Since I opened the discussion about subsurface scattering (SSS) with my Light and SSS and SSS – Why Should I Care? posts, I’ve received some good feedback / additional information. I wanted to capture those here.
First, the point has been made that although we think of SSS as adding realism to surfaces which don’t reflect 100% of the light that strikes them, the effect of SSS can be used for other purposes. It can add some depth to the surfaces for toon style rendering, and can even completely change the look of an object. For some examples, see the following product pages at the DAZ 3D store.

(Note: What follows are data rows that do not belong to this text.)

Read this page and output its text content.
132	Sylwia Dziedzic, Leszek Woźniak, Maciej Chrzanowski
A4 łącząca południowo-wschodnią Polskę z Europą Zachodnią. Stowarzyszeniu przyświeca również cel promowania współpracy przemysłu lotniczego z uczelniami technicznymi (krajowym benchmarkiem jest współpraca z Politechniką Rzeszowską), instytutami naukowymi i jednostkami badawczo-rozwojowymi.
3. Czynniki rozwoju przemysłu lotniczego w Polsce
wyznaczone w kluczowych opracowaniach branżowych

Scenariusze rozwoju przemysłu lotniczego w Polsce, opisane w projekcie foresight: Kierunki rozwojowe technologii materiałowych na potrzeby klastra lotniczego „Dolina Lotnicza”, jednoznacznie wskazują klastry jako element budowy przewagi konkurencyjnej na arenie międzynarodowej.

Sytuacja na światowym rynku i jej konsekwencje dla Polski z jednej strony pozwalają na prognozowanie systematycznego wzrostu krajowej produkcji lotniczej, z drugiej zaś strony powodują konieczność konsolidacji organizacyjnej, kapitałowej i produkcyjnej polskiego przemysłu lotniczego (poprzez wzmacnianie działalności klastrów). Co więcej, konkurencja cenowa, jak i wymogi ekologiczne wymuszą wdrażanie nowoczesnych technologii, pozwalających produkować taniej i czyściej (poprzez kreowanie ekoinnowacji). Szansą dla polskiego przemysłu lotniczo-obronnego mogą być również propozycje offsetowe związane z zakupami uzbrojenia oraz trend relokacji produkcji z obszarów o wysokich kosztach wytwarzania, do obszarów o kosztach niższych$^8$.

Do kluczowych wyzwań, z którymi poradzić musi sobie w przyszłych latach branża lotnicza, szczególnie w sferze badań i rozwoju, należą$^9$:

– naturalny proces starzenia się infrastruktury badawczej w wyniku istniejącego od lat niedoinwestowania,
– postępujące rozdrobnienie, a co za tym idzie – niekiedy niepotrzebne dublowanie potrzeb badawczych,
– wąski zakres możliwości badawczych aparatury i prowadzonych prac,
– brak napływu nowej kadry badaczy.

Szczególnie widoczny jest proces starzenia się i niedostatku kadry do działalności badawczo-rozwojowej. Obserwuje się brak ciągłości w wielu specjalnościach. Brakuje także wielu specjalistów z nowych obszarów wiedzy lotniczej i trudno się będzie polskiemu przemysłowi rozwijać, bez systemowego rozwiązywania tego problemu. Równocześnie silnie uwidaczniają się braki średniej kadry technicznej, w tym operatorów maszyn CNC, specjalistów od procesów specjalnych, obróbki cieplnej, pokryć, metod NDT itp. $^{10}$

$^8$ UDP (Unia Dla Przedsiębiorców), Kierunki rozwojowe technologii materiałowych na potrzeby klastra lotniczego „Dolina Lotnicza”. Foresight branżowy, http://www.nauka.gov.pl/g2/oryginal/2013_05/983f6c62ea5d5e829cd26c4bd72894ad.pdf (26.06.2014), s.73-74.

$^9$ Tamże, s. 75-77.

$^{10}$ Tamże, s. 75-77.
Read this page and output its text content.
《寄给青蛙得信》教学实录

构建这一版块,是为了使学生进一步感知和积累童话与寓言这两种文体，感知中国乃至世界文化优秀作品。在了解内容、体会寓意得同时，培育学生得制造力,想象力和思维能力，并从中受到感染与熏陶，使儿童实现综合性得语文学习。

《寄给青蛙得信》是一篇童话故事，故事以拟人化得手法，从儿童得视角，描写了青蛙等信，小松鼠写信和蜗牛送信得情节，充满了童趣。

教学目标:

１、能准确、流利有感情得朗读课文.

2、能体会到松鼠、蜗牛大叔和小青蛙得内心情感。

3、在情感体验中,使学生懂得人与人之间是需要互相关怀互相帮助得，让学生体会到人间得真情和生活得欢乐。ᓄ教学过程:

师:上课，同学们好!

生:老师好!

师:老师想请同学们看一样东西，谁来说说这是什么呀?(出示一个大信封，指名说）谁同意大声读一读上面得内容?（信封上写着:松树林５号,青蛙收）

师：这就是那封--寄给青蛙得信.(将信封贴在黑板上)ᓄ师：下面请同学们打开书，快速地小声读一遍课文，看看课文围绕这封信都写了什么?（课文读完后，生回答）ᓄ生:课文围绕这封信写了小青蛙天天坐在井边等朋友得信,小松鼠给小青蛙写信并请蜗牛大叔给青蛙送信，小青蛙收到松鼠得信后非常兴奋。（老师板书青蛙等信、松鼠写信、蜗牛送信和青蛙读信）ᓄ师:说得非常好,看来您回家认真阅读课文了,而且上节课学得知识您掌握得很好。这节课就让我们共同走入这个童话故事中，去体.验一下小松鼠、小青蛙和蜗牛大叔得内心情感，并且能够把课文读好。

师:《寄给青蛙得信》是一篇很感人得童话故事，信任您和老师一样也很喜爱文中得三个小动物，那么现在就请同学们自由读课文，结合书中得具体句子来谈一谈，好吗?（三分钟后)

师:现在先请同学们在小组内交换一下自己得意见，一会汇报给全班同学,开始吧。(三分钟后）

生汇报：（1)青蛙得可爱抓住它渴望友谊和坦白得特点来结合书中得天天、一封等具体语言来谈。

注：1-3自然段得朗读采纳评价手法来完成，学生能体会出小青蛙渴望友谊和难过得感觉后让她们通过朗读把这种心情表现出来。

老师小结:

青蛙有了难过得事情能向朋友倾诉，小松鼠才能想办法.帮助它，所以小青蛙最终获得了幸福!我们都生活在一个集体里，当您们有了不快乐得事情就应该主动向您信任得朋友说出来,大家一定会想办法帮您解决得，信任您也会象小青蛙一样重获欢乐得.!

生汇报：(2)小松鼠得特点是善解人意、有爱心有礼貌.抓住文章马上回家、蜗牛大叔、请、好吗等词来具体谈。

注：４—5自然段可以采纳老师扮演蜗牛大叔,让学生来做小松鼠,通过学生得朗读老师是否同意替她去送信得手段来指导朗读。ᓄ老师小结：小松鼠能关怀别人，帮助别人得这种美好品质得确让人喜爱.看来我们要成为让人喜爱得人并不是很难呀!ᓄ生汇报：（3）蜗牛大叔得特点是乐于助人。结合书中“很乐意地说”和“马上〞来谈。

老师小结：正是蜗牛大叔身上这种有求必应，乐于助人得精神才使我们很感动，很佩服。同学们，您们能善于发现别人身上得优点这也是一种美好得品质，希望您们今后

- Subsurface Shader Base – Several examples of how it affects images. The cover image itself shows how using the SSS shader can completely change the look of the model.
- Subsurface Toon Shaders – Shows using the Subsurface Shader Base shader in cartoon style renders.

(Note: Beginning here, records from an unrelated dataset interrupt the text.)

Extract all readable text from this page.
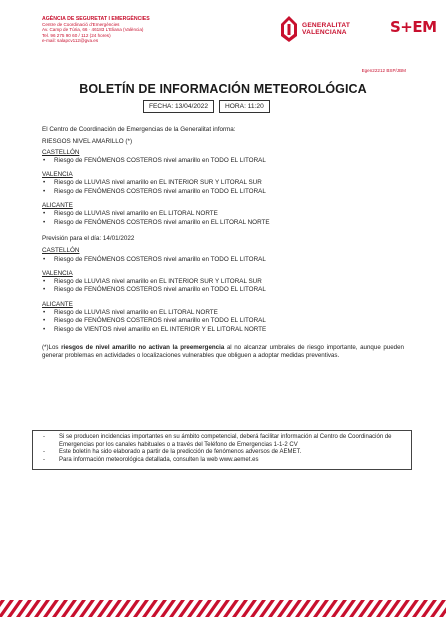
AGÈNCIA DE SEGURETAT I EMERGÈNCIES
Centre de Coordinació d'Emergències
Av. Camp de Túria, 66 · 46183 L'Eliana (València)
Tel. 96 275 90 60 / 112 (24 hores)
e-mail: salapcv112@gva.es
GENERALITAT
VALENCIANA	S+EM
Egen22212 BSP/JBM
BOLETÍN DE INFORMACIÓN METEOROLÓGICA
FECHA: 13/04/2022	HORA: 11:20
El Centro de Coordinación de Emergencias de la Generalitat informa:
RIESGOS NIVEL AMARILLO (*)
CASTELLÓN
• Riesgo de FENÓMENOS COSTEROS nivel amarillo en TODO EL LITORAL
VALENCIA
• Riesgo de LLUVIAS nivel amarillo en EL INTERIOR SUR Y LITORAL SUR
• Riesgo de FENÓMENOS COSTEROS nivel amarillo en TODO EL LITORAL
ALICANTE
• Riesgo de LLUVIAS nivel amarillo en EL LITORAL NORTE
• Riesgo de FENÓMENOS COSTEROS nivel amarillo en EL LITORAL NORTE
Previsión para el día: 14/01/2022
CASTELLÓN
• Riesgo de FENÓMENOS COSTEROS nivel amarillo en TODO EL LITORAL
VALENCIA
• Riesgo de LLUVIAS nivel amarillo en EL INTERIOR SUR Y LITORAL SUR
• Riesgo de FENÓMENOS COSTEROS nivel amarillo en TODO EL LITORAL
ALICANTE
• Riesgo de LLUVIAS nivel amarillo en EL LITORAL NORTE
• Riesgo de FENÓMENOS COSTEROS nivel amarillo en TODO EL LITORAL
• Riesgo de VIENTOS nivel amarillo en EL INTERIOR Y EL LITORAL NORTE
(*)Los riesgos de nivel amarillo no activan la preemergencia al no alcanzar umbrales de riesgo importante, aunque pueden generar problemas en actividades o localizaciones vulnerables que obliguen a adoptar medidas preventivas.
- Si se producen incidencias importantes en su ámbito competencial, deberá facilitar información al Centro de Coordinación de Emergencias por los canales habituales o a través del Teléfono de Emergencias 1-1-2 CV
- Este boletín ha sido elaborado a partir de la predicción de fenómenos adversos de AEMET.
- Para información meteorológica detallada, consulten la web www.aemet.es
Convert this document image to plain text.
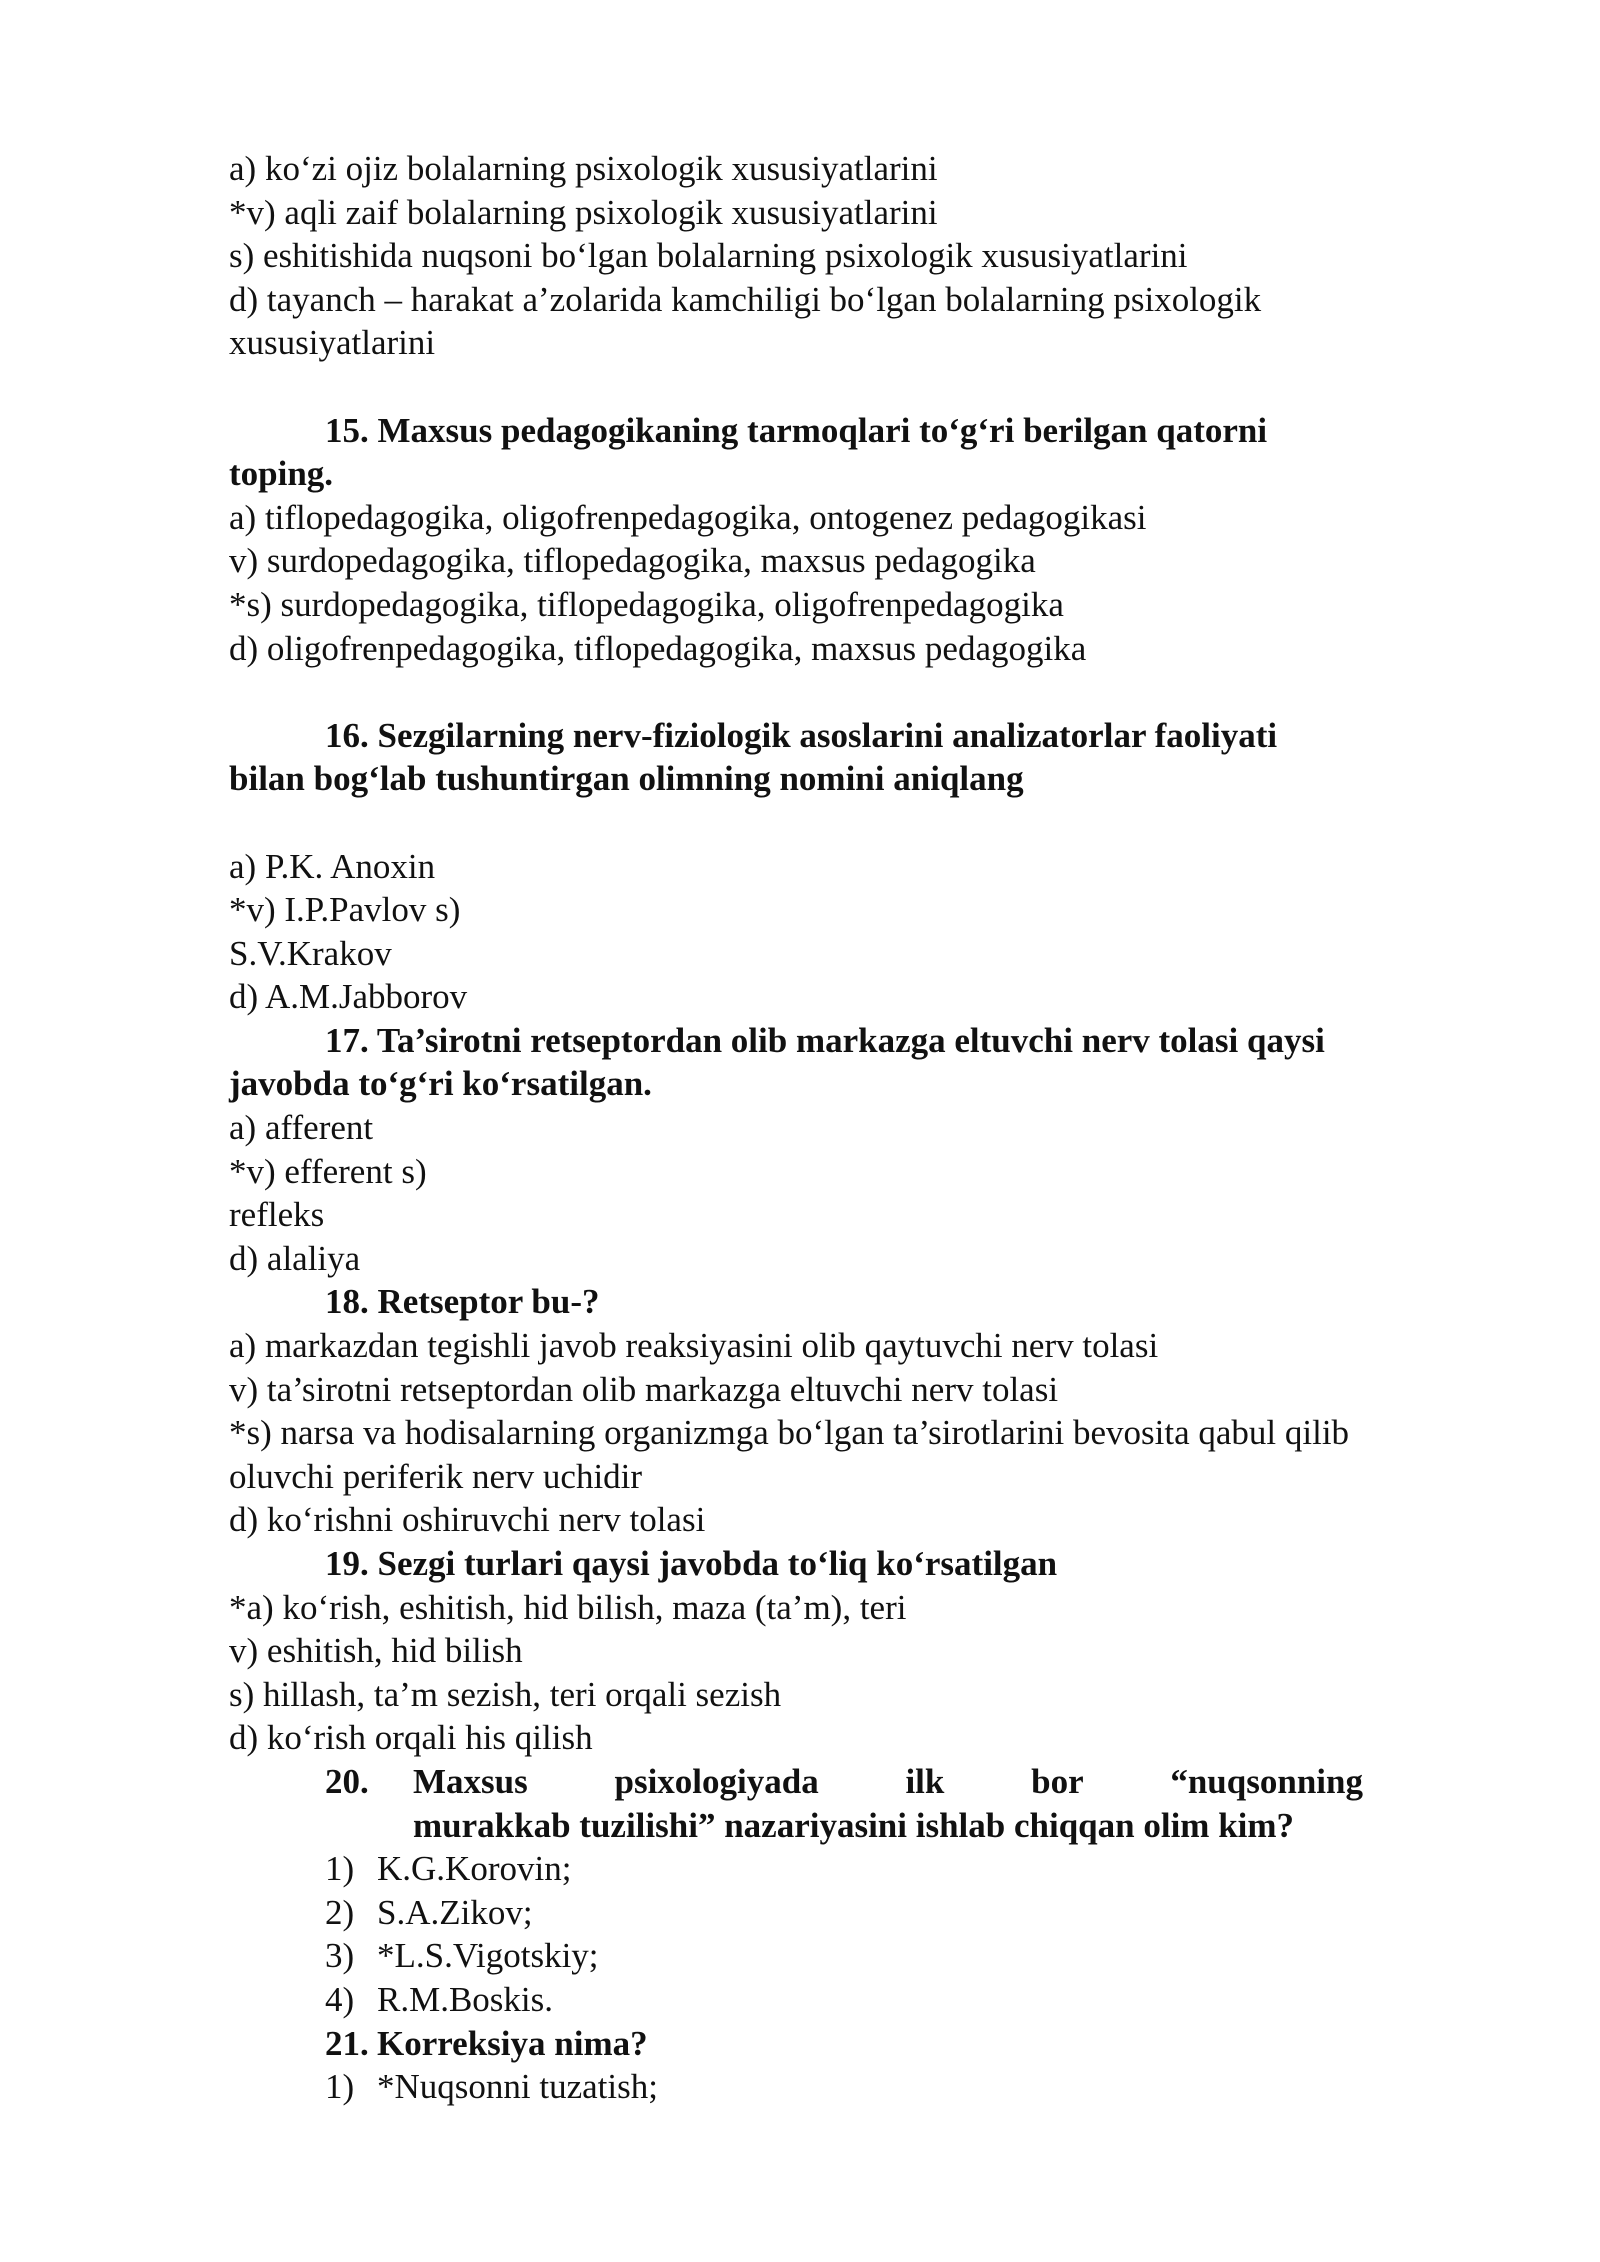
a) ko‘zi ojiz bolalarning psixologik xususiyatlarini
*v) aqli zaif bolalarning psixologik xususiyatlarini
s) eshitishida nuqsoni bo‘lgan bolalarning psixologik xususiyatlarini
d) tayanch – harakat a’zolarida kamchiligi bo‘lgan bolalarning psixologik
xususiyatlarini
15. Maxsus pedagogikaning tarmoqlari to‘g‘ri berilgan qatorni
toping.
a) tiflopedagogika, oligofrenpedagogika, ontogenez pedagogikasi
v) surdopedagogika, tiflopedagogika, maxsus pedagogika
*s) surdopedagogika, tiflopedagogika, oligofrenpedagogika
d) oligofrenpedagogika, tiflopedagogika, maxsus pedagogika
16. Sezgilarning nerv-fiziologik asoslarini analizatorlar faoliyati
bilan bog‘lab tushuntirgan olimning nomini aniqlang
a) P.K. Anoxin
*v) I.P.Pavlov s)
S.V.Krakov
d) A.M.Jabborov
17. Ta’sirotni retseptordan olib markazga eltuvchi nerv tolasi qaysi
javobda to‘g‘ri ko‘rsatilgan.
a) afferent
*v) efferent s)
refleks
d) alaliya
18. Retseptor bu-?
a) markazdan tegishli javob reaksiyasini olib qaytuvchi nerv tolasi
v) ta’sirotni retseptordan olib markazga eltuvchi nerv tolasi
*s) narsa va hodisalarning organizmga bo‘lgan ta’sirotlarini bevosita qabul qilib
oluvchi periferik nerv uchidir
d) ko‘rishni oshiruvchi nerv tolasi
19. Sezgi turlari qaysi javobda to‘liq ko‘rsatilgan
*a) ko‘rish, eshitish, hid bilish, maza (ta’m), teri
v) eshitish, hid bilish
s) hillash, ta’m sezish, teri orqali sezish
d) ko‘rish orqali his qilish
20.	Maxsus psixologiyada ilk bor “nuqsonning
murakkab tuzilishi” nazariyasini ishlab chiqqan olim kim?
1) K.G.Korovin;
2) S.A.Zikov;
3) *L.S.Vigotskiy;
4) R.M.Boskis.
21. Korreksiya nima?
1) *Nuqsonni tuzatish;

- Subsurface Gummy & Plastic Shaders – Shows using the base shader to simulate soft plastic and even gummy materials.
Note: I don’t get any commission if you choose to buy any of these products. :) I’m actually referencing them because they have example images that show the effects.
DAZ Studio – SSS Shader
We’ve had a couple of good discussions about the Subsurface Shader Base that is available for free for DAZ Studio. These discussions have largely been about how the shader works. It was actually one of these discussions which spawned my initial blog posts. I wanted to capture a couple of important points here.
Pre or Post?
The first point was asking for some clarification about how the selection of either Pre or Post processing of the SSS effect changes the resulting calculations. Age of Armour (Will) was kind enough to provide us with some information in this thread on the DAZ 3D forums.
The choice to Pre or Post application of the SSS effect has to do with how the surface values are calculated. For the Pre option, the calculation is:
( (Diffuse map * Diffuse Color * Diffuse strength) * Lighting ) + (Subsurface Calculation * Lighting)
This basically means that the Diffuse surface color is calculated, then the SSS effect is added to the result.
When chosing the Post option for the SSS effect, the calculation looks significantly different.
( (Subsurface Calculation * Lighting) * (Diffuse map * Diffuse Color) ) + ( (Diffuse Map * Diffuse Color * Diffuse strength) * Lighting )
In this case, there are two calculations that use the Diffuse surface settings. In the first part, the SSS effect is multiplied by the diffuse color. Note that the diffuse strength is not factored in at this point, it is simply creates a version of the diffuse color which is tinted by the subsurface effect. The second part of that equation is a standard diffuse surface calculation. The two diffuse colors are then added together to arrive at the final color for the surface.
The Origins of SSS
The ideas and concepts around subsurface scattering for the purpose of computer graphics were first described in a paper titled “A Practical Model for Subsurface Light Transport” presented to the ACM Siggraph conference by Henrik Wann Jensen, Stephen R. Marschner, Marc Levoy, and Pat Hanrahan. Warning for those who seek to understand SSS at that level, this is NOT trivial mathematics by any stretch. I cannot be held responsible for any damage to your brain from trying to read the paper.